Un esempio concreto di queste pratiche è il “Dookit” in Scozia. Harry Weskin ha iniziato la sua attività come birraio virtuale alla fine del 2020 e ora è finalmente riuscito ad allestire il suo birrificio indipendente artigianale a Tollcross, nella zona industriale di Glasgow, con uno slogan che è un manifesto: 

Having fun making beer for all

Qui condivide attualmente il suo impianto con il birrificio cuckoo Up Front Brewing e contemporaneamente continua a sviluppare la sua gamma principale, oltre alle birre stagionali speciali, in edizione limitata. Come “Afresh”, la sua ultima creazione primaverile in collaborazione con Peter Mc Kenna del blasonato ristorante The Gannet, la “forager” Amy Rankine e Federico Lubrani di Slow Food Glasgow. 

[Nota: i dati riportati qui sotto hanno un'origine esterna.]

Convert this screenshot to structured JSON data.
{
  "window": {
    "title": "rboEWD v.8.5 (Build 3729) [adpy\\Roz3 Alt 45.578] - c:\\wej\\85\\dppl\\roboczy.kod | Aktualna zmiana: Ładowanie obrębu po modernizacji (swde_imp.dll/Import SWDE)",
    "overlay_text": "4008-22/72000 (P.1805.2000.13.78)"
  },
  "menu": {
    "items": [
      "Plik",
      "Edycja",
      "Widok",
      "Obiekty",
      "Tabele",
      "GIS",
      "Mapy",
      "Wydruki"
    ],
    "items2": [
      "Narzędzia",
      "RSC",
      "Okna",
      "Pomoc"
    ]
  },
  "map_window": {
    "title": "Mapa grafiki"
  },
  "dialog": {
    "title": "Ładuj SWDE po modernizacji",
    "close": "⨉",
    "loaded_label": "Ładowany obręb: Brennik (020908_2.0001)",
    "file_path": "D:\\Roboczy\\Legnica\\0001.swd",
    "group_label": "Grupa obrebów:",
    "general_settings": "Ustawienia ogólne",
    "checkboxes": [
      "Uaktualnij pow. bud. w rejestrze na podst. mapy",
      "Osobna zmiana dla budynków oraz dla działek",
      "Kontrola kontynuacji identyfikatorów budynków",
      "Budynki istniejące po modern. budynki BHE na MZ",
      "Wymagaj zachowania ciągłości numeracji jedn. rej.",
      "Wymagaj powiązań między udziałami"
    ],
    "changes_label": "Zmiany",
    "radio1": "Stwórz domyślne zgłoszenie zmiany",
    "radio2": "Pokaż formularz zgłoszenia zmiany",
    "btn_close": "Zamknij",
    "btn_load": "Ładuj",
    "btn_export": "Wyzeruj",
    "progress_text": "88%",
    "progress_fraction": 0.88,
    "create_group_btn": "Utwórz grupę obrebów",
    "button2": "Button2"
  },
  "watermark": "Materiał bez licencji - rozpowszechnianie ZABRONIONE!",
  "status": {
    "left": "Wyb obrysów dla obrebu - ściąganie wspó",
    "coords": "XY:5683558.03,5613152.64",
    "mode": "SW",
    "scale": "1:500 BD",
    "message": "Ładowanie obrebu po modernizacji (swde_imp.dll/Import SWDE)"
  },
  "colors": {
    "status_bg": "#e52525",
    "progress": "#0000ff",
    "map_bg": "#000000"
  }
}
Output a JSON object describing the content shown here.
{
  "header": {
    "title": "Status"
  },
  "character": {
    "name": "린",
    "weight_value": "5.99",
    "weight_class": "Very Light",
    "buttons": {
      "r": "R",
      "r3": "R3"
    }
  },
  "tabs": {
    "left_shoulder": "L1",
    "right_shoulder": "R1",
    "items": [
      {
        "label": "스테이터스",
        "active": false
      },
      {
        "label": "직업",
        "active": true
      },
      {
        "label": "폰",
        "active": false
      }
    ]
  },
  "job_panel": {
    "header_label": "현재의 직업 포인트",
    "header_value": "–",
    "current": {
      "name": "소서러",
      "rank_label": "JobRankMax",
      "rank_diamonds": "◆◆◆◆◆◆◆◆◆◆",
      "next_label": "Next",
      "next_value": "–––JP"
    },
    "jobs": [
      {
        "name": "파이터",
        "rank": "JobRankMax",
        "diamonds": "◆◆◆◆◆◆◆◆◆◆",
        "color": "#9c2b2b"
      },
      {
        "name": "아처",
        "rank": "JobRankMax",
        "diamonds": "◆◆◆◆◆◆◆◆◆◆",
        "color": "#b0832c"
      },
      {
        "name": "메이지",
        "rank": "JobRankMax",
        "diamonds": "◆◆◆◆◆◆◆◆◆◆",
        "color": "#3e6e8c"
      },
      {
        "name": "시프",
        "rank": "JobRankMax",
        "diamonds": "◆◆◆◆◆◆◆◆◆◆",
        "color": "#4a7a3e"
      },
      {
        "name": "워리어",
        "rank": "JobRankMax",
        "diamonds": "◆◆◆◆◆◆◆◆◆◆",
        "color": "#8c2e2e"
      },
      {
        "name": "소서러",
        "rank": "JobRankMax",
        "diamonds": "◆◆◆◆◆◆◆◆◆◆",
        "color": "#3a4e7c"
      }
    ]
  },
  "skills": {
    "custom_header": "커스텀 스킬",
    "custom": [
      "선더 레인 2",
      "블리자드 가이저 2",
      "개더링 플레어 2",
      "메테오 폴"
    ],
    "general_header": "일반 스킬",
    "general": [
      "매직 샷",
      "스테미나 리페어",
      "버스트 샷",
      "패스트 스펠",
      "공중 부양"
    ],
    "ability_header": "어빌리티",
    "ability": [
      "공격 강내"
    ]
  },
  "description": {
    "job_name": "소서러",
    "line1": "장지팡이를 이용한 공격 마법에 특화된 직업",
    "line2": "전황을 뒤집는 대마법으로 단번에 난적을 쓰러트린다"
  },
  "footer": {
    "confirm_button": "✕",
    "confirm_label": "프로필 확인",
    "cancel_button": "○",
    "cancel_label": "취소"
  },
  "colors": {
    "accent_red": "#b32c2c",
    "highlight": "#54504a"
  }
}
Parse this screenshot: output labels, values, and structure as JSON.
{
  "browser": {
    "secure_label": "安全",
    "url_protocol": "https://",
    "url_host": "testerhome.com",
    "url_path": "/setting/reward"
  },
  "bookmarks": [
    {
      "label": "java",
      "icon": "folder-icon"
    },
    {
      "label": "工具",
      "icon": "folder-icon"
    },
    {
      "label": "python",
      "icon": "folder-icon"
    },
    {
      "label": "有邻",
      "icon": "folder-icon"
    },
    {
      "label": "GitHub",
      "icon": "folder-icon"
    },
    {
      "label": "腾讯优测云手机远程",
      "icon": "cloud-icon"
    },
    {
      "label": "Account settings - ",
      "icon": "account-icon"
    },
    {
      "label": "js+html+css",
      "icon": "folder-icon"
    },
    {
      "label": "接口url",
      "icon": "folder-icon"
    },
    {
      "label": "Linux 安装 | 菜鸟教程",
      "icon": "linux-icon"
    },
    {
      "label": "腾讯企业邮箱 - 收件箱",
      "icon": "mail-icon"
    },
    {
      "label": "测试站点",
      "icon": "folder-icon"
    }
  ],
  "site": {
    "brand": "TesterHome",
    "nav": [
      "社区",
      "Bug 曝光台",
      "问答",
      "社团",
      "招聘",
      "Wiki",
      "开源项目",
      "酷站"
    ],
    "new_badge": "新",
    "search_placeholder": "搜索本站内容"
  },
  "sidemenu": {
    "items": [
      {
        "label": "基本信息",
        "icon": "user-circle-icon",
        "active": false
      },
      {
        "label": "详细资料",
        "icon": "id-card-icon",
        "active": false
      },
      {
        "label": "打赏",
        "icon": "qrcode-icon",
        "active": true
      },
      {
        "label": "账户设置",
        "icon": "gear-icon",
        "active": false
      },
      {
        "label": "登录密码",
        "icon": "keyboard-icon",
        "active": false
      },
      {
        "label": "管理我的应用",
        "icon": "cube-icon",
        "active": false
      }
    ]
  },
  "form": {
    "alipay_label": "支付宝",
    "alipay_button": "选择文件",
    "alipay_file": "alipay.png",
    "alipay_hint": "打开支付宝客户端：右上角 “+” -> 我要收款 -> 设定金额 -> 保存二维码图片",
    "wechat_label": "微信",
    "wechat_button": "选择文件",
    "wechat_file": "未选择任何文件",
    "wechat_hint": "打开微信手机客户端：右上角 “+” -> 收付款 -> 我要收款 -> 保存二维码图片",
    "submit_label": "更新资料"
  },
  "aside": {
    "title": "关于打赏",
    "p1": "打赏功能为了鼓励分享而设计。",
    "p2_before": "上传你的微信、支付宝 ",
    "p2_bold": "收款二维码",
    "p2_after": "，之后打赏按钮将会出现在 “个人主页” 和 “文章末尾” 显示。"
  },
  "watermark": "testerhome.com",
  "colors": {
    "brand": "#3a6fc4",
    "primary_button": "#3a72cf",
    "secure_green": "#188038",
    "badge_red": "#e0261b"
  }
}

Un Extra Pale Ale biologica dal carattere erbaceo e botanico, con note di cetriolo. La presenza di alghe zuccherine, con il loro sentore umami, rinforza il corpo e contribuisce a definire un gusto sapido e sottile, morbido in bocca. Luppolata con Wakatu, per un tocco agrumato e floreale, ha anche una delicata aggiunta di “galium aparine” ad accentuare la freschezza della bevuta. Una pianta questa, conosciuta anche come “attaccamani”, molto diffusa e usata nella medicina popolare per curare ulcere, malattie della pelle e per cagliare il latte.

Nonostante i potenziali ostacoli, i birrifici nomadi rappresentano un segmento dinamico e innovativo nel panorama brassicolo. La loro flessibilità e creatività li spingono a sperimentare con nuovi ingredienti, tecniche e stili, contribuendo alla diversificazione e all'arricchimento del mondo della birra.